Misa verstummt, während Lurra dem ganzen Gespräch bloß zuhört und nichts dazu sagt. „Sollte es dazu kommen, denke ich mir, was aus. Im schlimmsten Fall könnt ihr euch darauf vorbereiten, heute schon die Burg zu verlassen."

Der Uku schlängelt sich an ihren Beinen vorbei und macht es sich daraufhin auf dem Bett bequem. „Schaut doch wie niedlich", versucht Lurra vom Thema abzulenken, wird jedoch von den beiden ignoriert.
„Ich werde mir die Situation als Leibwächter von weiter hinten anschauen. Ich werde nach einer Rüstung fragen, um nicht aufzufallen", ist das Letzte, was von Ean kommt, bevor er das Zimmer verlässt.

„Ich gebe Ean ungern recht, aber das heute wird unfassbar riskant", kommt es zum Schluss auch noch von Lurra, die verzweifelt versucht, Misas Augen eine andere Form zu verleihen.

Später am Abend kommen zwei Zofen mit einem Kleid, was, wie versprochen, eins der schönsten Kleider ist, die Misa je in Cealium gesehen hat. Unfassbar prachtvoll, so wie sie es aus dem Schloss kennt und doch unterscheidet sich das Kleid von dem, was sie gewohnt ist. Das Kleid fällt einfach zu Boden und ist um einiges offener. Auch ein Korsett ist hier nicht nötig.
Lurra nimmt das Kleid entgegen und schickt die Zofen weg. Es sticht sofort aus der Menge heraus, und Misa erkennt, dass sie dadurch viel Aufmerksamkeit erregen wird – genau das, wovor die drei sich gefürchtet haben.
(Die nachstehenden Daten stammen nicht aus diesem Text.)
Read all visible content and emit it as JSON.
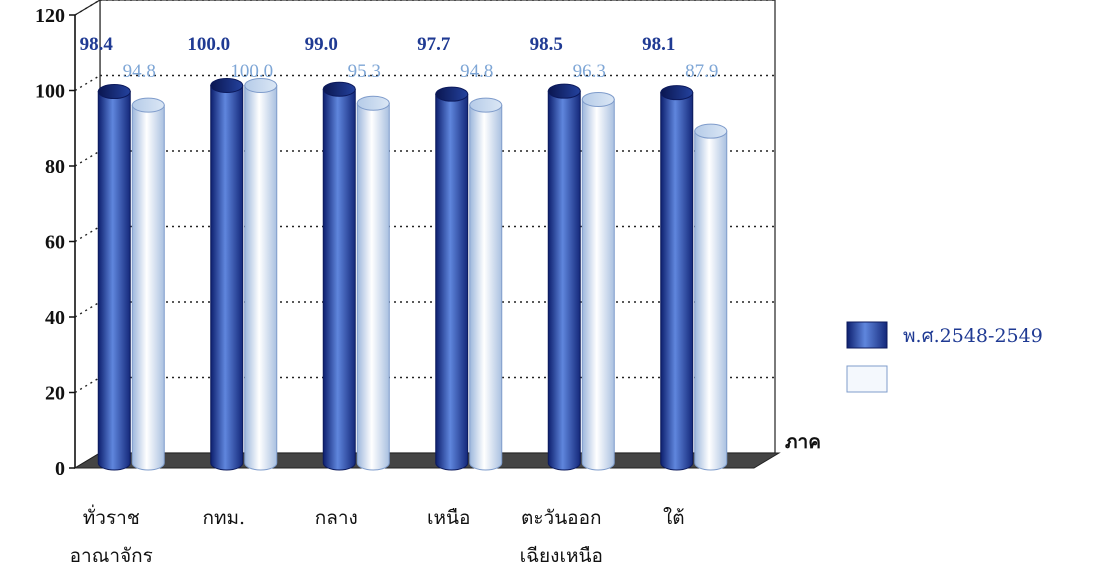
{
  "chart_data": {
    "type": "bar",
    "categories": [
      [
        "ทั่วราช",
        "อาณาจักร"
      ],
      [
        "กทม."
      ],
      [
        "กลาง"
      ],
      [
        "เหนือ"
      ],
      [
        "ตะวันออก",
        "เฉียงเหนือ"
      ],
      [
        "ใต้"
      ]
    ],
    "series": [
      {
        "name": "พ.ศ.2548-2549",
        "values": [
          98.4,
          100.0,
          99.0,
          97.7,
          98.5,
          98.1
        ],
        "labels": [
          "98.4",
          "100.0",
          "99.0",
          "97.7",
          "98.5",
          "98.1"
        ],
        "color": "#2a4fb8"
      },
      {
        "name": "",
        "values": [
          94.8,
          100.0,
          95.3,
          94.8,
          96.3,
          87.9
        ],
        "labels": [
          "94.8",
          "100.0",
          "95.3",
          "94.8",
          "96.3",
          "87.9"
        ],
        "color": "#eef4fb"
      }
    ],
    "yticks": [
      "0",
      "20",
      "40",
      "60",
      "80",
      "100",
      "120"
    ],
    "ylim": [
      0,
      120
    ],
    "xlabel": "ภาค",
    "ylabel": "",
    "title": "",
    "grid": true,
    "legend": "right"
  }
}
Kaum ist sie fertig, klopft es bereits an der Tür. Anubis steht in einem prachtvollen Gewand vor der Tür, um sie zum Fest zu begleiten. Misa klammert sich mit einem aufgesetzten Lächeln an ihn, so wie sie es auch im Schloss gewohnt war. „Ich gratuliere euch zum Geburtstag. Leider habe ich es nicht geschafft, euch ein Geschenk zu besorgen." Er schenkt ihr ein Lächeln und dankt ihr.
„Euch als Begleitung zu haben, ist mir Geschenk genug." Misa wird kurz nervös. Es ist unübersehbar, dass er Gefallen an ihr findet. Genau das, was sie vermeiden wollte. Doch er behandelt sie mit außerordentlicher Höflichkeit, was auch sie dazu bringt, Sympathie für ihn zu empfinden.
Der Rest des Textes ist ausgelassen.